A new speech engine and a major new capability: Hedy can now identify who is speaking and show it in the transcript.
Speaker-Attributed Transcripts
Transcripts now show who said what. Each speaker gets a unique color and label, and the transcript is displayed turn by turn — grouping what each person said together. This makes it much easier to follow multi-person conversations.

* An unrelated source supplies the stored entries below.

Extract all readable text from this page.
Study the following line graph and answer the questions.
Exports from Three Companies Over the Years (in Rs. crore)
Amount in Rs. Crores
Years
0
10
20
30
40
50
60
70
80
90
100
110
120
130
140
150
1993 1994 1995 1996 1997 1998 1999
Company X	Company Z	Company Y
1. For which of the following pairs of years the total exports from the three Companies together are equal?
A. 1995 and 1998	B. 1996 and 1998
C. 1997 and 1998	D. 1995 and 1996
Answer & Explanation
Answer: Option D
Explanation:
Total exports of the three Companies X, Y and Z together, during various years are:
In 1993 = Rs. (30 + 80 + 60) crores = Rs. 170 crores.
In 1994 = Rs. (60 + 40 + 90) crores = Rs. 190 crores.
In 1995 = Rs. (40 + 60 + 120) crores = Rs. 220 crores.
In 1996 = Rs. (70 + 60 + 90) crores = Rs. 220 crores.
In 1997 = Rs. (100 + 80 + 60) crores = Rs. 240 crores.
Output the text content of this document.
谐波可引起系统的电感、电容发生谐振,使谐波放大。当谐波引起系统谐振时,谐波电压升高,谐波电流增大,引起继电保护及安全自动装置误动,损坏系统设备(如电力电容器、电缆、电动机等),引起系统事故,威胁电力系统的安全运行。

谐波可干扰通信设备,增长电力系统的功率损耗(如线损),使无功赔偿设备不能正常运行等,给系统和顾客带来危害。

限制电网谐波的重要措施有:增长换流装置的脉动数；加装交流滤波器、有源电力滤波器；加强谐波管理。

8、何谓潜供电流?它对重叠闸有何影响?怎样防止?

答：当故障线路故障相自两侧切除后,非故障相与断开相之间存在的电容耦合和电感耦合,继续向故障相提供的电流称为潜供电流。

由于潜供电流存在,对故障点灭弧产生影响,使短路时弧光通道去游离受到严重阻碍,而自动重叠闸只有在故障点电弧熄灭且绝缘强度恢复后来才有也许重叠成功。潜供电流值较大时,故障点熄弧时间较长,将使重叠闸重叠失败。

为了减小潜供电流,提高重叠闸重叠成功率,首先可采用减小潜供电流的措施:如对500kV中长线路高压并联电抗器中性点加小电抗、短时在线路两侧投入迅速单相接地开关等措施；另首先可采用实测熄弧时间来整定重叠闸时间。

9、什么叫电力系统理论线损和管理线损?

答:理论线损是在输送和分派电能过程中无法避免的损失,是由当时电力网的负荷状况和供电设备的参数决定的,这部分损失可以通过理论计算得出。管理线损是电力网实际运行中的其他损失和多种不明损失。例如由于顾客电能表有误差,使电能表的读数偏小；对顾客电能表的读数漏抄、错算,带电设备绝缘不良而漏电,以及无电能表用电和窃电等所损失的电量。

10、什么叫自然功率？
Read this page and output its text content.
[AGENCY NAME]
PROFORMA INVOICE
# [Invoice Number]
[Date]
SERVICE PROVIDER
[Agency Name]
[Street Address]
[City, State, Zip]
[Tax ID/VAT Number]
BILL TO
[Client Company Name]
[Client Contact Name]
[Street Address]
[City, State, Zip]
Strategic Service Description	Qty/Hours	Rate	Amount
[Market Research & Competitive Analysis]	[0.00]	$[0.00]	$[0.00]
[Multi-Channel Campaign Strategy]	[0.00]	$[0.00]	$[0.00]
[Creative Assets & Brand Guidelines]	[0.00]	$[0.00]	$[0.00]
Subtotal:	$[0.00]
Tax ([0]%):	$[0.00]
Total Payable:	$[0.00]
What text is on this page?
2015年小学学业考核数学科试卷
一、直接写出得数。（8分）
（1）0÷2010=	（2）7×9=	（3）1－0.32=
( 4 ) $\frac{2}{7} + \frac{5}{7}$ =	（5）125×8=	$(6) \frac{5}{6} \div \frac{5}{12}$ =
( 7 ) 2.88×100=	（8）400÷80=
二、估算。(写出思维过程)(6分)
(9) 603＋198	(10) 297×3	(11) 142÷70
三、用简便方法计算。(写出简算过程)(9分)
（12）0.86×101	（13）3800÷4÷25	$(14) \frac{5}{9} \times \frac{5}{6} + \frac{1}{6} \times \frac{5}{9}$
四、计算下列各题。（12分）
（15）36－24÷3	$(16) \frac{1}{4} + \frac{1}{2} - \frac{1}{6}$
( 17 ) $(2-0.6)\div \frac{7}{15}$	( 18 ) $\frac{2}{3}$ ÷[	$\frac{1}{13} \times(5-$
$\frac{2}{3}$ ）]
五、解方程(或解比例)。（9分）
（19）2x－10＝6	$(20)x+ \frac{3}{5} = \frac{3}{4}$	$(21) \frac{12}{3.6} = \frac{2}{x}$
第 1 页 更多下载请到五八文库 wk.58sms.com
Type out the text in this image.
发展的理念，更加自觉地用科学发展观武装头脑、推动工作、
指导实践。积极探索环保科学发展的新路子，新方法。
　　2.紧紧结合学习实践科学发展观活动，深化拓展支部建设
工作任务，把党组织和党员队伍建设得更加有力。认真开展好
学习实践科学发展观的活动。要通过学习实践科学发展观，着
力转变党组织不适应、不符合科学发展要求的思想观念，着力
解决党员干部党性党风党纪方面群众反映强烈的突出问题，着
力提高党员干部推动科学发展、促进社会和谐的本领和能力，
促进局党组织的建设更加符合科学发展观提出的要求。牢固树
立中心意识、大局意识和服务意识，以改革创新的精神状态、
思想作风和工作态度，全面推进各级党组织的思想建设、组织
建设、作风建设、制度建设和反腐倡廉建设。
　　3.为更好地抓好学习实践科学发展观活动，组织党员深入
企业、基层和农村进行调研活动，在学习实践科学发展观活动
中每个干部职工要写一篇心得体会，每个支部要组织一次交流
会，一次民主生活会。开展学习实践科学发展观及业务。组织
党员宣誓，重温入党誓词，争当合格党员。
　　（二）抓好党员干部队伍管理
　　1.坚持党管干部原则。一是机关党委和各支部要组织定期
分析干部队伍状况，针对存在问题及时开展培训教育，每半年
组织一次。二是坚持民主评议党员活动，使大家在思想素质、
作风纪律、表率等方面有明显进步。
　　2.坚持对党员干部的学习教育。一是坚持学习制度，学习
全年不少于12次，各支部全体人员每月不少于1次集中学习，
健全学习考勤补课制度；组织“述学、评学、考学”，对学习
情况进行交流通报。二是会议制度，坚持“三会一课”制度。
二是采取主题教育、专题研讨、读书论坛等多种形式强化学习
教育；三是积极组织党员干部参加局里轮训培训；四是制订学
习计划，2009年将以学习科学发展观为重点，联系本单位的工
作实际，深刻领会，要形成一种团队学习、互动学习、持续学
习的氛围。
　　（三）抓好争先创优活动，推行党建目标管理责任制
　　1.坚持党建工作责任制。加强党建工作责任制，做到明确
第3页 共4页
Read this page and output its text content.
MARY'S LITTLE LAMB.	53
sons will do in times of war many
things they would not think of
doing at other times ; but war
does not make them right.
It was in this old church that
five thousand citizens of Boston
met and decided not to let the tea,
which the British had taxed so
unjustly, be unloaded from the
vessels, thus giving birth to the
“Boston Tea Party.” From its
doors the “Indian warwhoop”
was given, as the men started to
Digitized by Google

How Speaker Identification Works
- During recording: Speaker labels appear in real-time as the conversation happens
- After recording: A more accurate pass runs on the complete audio, refining speaker assignments for the best result
- In summaries and notes: Anonymous labels like "Speaker 1" are cleaned up — only named speakers appear
Parakeet TDT v3 Engine
The speaker identification is powered by a new speech engine based on NVIDIA's Parakeet TDT v3 model, which also offers improved transcription accuracy compared to Whisper.
How to enable:
- Open Settings and go to Transcription
- Select "Parakeet (Beta)" from the speech engine dropdown
- Download the required models (a progress indicator shows each stage)
- Start a session as normal
Parakeet also works when importing audio files, with full speaker diarization applied to the imported audio.
Beta notes:
Currently available on macOS with Apple Silicon only. You can switch back to Whisper at any time in Settings.